Archive for March, 2016

Current Puppetry

For what it’s worth, and with great vulnerability, here’s a node of my current bodymind puppetry.  I’m posting this as a fishing expedition, because I’m feeling quite truly at my wits’ end.  What do you think?  Email me privately please.  Mayagayam at gmail.

Once upon a time, the strategy was to land myself within a “co-created community of gnostic / priesty peers” – and if I couldn’t find it I tried to create it around me. But travelling the world I didn’t find it; my current energy levels limit most travel. Then I learned that to make community is too slow and too much wrestling – far more work than I want to manage, and takes far more directing / driving than I enjoy.

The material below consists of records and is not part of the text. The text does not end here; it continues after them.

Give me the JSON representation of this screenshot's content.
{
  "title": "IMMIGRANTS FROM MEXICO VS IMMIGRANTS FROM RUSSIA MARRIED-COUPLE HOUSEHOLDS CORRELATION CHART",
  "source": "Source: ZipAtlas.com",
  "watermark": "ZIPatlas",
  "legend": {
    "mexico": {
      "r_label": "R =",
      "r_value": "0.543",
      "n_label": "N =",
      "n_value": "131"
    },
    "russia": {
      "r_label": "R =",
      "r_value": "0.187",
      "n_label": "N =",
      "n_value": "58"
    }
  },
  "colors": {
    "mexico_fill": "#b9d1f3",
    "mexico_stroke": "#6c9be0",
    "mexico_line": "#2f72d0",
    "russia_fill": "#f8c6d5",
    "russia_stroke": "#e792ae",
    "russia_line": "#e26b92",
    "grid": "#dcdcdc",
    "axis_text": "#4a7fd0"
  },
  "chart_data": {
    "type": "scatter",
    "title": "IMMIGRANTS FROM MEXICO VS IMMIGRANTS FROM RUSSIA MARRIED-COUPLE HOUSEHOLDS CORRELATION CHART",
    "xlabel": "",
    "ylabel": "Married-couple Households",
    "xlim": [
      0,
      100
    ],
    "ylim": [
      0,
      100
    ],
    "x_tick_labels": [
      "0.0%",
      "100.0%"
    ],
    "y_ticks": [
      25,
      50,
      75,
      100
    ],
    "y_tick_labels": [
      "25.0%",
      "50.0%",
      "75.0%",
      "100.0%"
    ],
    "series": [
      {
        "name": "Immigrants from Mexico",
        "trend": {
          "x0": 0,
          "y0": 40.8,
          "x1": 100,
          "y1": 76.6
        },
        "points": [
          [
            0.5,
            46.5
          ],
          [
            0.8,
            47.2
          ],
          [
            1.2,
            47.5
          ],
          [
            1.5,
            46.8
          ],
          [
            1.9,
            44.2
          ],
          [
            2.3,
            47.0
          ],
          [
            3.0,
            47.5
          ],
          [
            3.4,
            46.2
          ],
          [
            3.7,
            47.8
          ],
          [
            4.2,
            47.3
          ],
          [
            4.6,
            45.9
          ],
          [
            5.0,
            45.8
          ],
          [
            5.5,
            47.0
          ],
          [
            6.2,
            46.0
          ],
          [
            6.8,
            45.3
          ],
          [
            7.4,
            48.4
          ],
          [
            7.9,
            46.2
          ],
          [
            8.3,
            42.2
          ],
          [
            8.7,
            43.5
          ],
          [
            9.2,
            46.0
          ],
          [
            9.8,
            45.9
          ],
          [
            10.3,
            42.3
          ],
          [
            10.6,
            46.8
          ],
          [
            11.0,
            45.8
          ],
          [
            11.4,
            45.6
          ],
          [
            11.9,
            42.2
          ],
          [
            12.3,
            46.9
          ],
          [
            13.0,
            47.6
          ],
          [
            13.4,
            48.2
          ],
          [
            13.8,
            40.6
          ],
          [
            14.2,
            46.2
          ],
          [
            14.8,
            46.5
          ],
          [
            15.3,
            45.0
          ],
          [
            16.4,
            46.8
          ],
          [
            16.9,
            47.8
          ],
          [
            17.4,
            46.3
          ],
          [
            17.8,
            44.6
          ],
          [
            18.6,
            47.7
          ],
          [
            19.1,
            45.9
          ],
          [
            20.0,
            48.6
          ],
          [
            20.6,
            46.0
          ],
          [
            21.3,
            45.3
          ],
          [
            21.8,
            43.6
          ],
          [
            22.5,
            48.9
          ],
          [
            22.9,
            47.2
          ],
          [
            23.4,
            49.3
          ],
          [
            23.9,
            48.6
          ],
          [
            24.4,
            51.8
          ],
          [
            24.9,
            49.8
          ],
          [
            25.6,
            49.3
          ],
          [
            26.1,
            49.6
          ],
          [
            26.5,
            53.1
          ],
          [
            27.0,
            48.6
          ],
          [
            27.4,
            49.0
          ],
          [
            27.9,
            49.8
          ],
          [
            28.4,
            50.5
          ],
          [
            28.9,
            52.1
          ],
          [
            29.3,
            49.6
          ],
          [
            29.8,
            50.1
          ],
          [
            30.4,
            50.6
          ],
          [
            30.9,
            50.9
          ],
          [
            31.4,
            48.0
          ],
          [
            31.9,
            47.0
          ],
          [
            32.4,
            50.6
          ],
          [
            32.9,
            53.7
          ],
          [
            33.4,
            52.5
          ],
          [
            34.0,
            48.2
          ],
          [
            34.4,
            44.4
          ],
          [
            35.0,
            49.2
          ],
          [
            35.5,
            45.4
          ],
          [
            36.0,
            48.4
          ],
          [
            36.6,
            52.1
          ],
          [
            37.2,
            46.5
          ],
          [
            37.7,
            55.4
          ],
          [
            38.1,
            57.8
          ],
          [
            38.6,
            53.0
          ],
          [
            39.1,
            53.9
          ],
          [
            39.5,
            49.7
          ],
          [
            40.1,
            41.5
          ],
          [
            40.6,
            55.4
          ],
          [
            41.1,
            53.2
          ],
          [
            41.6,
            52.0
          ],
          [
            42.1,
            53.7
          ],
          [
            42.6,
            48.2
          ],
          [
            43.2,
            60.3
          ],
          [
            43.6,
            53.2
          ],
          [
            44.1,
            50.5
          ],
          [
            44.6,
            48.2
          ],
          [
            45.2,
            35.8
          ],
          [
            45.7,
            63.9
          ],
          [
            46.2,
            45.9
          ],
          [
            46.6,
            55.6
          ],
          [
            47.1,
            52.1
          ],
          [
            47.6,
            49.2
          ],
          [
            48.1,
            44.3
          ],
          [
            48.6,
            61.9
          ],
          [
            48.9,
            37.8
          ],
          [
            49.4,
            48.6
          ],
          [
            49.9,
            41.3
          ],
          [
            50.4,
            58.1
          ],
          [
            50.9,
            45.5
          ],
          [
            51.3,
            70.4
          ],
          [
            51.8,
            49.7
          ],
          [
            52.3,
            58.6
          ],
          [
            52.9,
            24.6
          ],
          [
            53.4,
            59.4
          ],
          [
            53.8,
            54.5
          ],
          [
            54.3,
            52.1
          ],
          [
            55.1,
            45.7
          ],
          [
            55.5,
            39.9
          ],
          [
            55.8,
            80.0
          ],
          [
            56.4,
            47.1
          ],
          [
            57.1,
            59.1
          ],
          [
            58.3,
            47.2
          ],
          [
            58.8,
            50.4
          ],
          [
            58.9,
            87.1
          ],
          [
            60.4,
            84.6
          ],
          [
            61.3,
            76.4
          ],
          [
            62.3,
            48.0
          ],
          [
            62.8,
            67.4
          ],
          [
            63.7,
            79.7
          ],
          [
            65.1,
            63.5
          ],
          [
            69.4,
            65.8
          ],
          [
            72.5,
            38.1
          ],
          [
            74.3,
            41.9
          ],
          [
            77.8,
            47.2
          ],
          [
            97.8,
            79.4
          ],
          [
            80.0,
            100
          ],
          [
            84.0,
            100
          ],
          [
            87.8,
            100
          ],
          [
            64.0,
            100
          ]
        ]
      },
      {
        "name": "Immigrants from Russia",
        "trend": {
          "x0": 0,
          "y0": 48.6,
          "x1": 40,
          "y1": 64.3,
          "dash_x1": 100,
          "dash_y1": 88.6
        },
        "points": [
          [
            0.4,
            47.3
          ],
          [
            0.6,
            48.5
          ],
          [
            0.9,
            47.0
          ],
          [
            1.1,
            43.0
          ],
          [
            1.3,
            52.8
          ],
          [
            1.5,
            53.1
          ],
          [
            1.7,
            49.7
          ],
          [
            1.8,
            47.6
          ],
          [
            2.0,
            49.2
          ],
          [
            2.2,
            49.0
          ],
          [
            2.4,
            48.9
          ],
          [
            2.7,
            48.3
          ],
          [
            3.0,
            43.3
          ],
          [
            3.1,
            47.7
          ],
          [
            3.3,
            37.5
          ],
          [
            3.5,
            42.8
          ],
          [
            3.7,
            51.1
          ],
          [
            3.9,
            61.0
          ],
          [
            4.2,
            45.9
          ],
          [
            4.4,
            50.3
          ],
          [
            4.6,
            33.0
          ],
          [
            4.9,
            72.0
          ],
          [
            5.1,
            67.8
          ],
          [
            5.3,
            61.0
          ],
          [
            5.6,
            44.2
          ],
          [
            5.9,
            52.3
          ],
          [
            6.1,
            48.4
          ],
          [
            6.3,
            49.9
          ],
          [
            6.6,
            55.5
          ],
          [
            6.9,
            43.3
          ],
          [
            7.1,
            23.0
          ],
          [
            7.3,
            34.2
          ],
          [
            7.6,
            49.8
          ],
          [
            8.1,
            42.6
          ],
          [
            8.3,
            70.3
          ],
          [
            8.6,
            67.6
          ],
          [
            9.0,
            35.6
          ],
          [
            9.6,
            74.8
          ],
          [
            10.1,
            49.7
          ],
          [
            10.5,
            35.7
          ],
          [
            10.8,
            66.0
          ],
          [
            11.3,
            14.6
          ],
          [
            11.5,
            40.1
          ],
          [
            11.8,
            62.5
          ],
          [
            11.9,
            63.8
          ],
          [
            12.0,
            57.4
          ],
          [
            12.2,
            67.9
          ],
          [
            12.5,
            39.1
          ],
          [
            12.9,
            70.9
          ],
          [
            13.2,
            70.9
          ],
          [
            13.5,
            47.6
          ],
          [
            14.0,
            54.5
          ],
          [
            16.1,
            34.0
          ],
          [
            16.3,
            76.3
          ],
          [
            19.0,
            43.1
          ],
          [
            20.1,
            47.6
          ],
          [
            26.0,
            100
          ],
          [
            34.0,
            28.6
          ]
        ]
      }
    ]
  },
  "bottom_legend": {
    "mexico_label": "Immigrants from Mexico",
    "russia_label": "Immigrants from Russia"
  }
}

What was that strategy attempting to feed, anyway? This question brings me to this –

I am still dealing with this existential crisis – what do I do with the body to:
– care for my needs for belonging
– care for my needs for purpose (which would give me clarity and direction)
– provide for my needs for care, comfort and security for the body
– care for my needs for touch, sexual expression, and companionship
– care for my needs for community where I feel seen and wanted, met and appreciated, loved and desired
– care for my need to exercise the feminine and the capacities and the mystic and the I Am of me, in tandem with the body
– care for my needs for engagement and joy in my gnostic-heartful-sexy-playful-intelligent-tipheret ways and beyond
– all within a context of fluidity, ease, restfulness, balance and in integrity with myself
?

The answer to this would answer other questions like, “what do I choose relative to the other puppets I meet along the way?”

?

And, I’m aware that this is all fundamentally nothing more than puppet talk. I remember the conversation asking me to come here.  Who sent me here to begin with and why?

— update, end of March —

Well in the absence of human response to this post, nonetheless the Guardians Guide.  I find the answer is in the question itself.  I read “Dragon’s Play” section 9, and I feel mySelf again.  Thank you all for reading.